I permessi legge 104 e il problema della distanza
L'articolo 33 della Legge 104/1992 riconosce tre giorni di permesso retribuito al mese per assistere un familiare con disabilità grave. Questa misura funziona bene quando il lavoratore vive vicino alla persona da assistere. Le cose cambiano quando il docente presta servizio a centinaia di chilometri di distanza. In questi casi buona parte del tempo disponibile viene assorbita dal viaggio, non dall'assistenza effettiva. Chi lavora vicino casa può dedicare tutti i giorni alla cura del familiare; chi è lontano perde ore preziose solo per raggiungere la destinazione. Nasce così una disparità tra lavoratori nella stessa condizione di caregiver, ma con opportunità diverse a seconda della sede assegnata.

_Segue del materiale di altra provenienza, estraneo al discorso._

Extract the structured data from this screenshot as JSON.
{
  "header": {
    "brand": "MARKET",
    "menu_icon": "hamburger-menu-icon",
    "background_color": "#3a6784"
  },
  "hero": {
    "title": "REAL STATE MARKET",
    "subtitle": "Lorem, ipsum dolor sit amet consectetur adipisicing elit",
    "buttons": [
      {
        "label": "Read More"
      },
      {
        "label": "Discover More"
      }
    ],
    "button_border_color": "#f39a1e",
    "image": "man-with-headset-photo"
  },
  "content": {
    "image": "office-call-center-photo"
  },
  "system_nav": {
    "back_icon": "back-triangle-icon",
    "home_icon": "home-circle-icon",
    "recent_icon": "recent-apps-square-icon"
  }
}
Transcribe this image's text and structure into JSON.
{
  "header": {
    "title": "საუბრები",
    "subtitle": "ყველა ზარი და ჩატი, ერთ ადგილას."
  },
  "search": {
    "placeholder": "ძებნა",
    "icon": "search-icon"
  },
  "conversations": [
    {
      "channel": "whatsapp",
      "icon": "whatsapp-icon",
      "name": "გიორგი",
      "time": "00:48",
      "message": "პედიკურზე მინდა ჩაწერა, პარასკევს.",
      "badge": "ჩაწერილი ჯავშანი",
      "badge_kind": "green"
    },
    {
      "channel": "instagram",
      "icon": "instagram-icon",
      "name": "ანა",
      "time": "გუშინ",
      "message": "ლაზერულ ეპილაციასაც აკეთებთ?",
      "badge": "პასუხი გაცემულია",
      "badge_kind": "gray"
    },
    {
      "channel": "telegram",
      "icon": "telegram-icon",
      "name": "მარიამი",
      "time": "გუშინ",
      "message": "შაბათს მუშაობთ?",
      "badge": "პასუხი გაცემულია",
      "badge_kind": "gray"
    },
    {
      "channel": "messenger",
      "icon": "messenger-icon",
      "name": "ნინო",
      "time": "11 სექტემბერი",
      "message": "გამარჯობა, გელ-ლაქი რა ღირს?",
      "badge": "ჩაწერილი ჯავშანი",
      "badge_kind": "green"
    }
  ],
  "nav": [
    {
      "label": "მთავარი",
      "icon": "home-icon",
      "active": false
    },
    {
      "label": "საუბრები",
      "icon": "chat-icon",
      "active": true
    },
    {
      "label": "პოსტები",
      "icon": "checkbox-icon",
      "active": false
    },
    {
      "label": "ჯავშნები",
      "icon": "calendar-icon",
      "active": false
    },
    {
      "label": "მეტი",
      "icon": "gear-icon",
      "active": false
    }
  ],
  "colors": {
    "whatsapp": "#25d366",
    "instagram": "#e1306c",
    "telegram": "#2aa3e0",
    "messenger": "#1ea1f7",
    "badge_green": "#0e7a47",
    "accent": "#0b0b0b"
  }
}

La proposta per i permessi retribuiti docenti
Per superare questa disparità, il CNDDU propone un criterio basato sulla distanza tra sede di servizio e residenza della persona assistita. Nei casi di caregiver unico, quando la mobilità non ha permesso il ricongiungimento, i permessi retribuiti docenti dovrebbero salire da tre a sei giorni al mese. Si tratterebbe di una misura compensativa, pensata per restituire tempo reale alla cura del familiare. L'obiettivo è rendere effettivo, e non solo teorico, il diritto sancito dalla Legge 104/1992. Il Coordinamento ha chiesto un intervento sia legislativo sia contrattuale, coinvolgendo anche la Ministra per le Disabilità e la Ministra del Lavoro.
Perché la questione riguarda l'uguaglianza sostanziale
Il nodo centrale, secondo il CNDDU, è il principio di uguaglianza sostanziale. Una norma pensata per tutelare l'assistenza familiare perde forza se il tempo utile viene eroso dalla distanza. In questo modo la tutela rischia di restare solo formale, senza incidere sulla vita delle persone coinvolte. Il Coordinamento ricorda che una legislazione inclusiva deve rimuovere gli ostacoli concreti che impediscono l'esercizio dei diritti fondamentali. Tra questi rientra la possibilità di scegliere una sede compatibile con le esigenze di cura. Le due misure, ricongiungimento familiare e permessi adeguati, vengono presentate come complementari e non alternative.